La guerra nunca ha sido solo una cuestión de armas, tropas y estrategias. Es, ante todo, una disputa por el relato. Quien controla la narración de la guerra controla también su legitimidad, su moral y, en último término, su memoria. En ese territorio simbólico se mueven los especialistas en comunicación de masas de la Armada de los Estados Unidos: figuras menos visibles que los soldados armados, pero no menos decisivas en el campo de batalla.

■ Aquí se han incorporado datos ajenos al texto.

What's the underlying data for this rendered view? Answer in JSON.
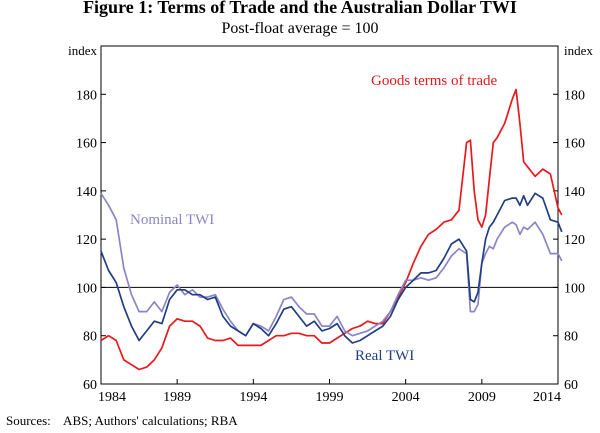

Su labor consiste en seleccionar qué merece ser mostrado y qué debe permanecer oculto. Allí donde la cámara se detiene surge el heroísmo, la camaradería, la precisión tecnológica. Allí donde no apunta, se hunden en la penumbra la devastación, las víctimas civiles, la duda ética. No inventan la realidad, pero la editan; y en esa edición la guerra se convierte en una narrativa digerible, incluso admirable.
Hay, además, una estética cuidadosamente diseñada. La luz que enmarca a un soldado, la bandera ondeando en el fondo, la máquina bélica convertida en icono de modernidad. Todo refuerza la idea de que la guerra puede ser contemplada como un espectáculo de orden frente al caos, como si se tratara de una obra de arte donde la violencia queda sublimada en símbolos.
Así, su trabajo es un arma silenciosa. No disparan proyectiles, pero disparan relatos. En tiempos de guerras híbridas, donde la información es parte del frente, cada fotografía y cada texto son operaciones estratégicas que buscan modelar la percepción global. No informan tanto como configuran: lo que debe sentirse, lo que debe pensarse, lo que debe recordarse.
En este punto aparece la paradoja. ¿Son periodistas o propagandistas? ¿Narradores de la experiencia humana o guardianes de la legitimidad militar? Su ética está atravesada por una tensión irresoluble: contar lo que ocurre o contar lo que conviene. Y esa tensión no es un detalle menor, porque lo que ellos producen no solo afecta al presente, sino al futuro. Sus imágenes y crónicas serán, mañana, los archivos con los que el mundo recordará lo que hoy sucede.
Quizá la pregunta más perturbadora sea esta: ¿qué es más real, lo que sucede en el campo de batalla o lo que logra fijarse en el relato oficial? Entre esas dos realidades se extiende el poder de los constructores de relatos bélicos.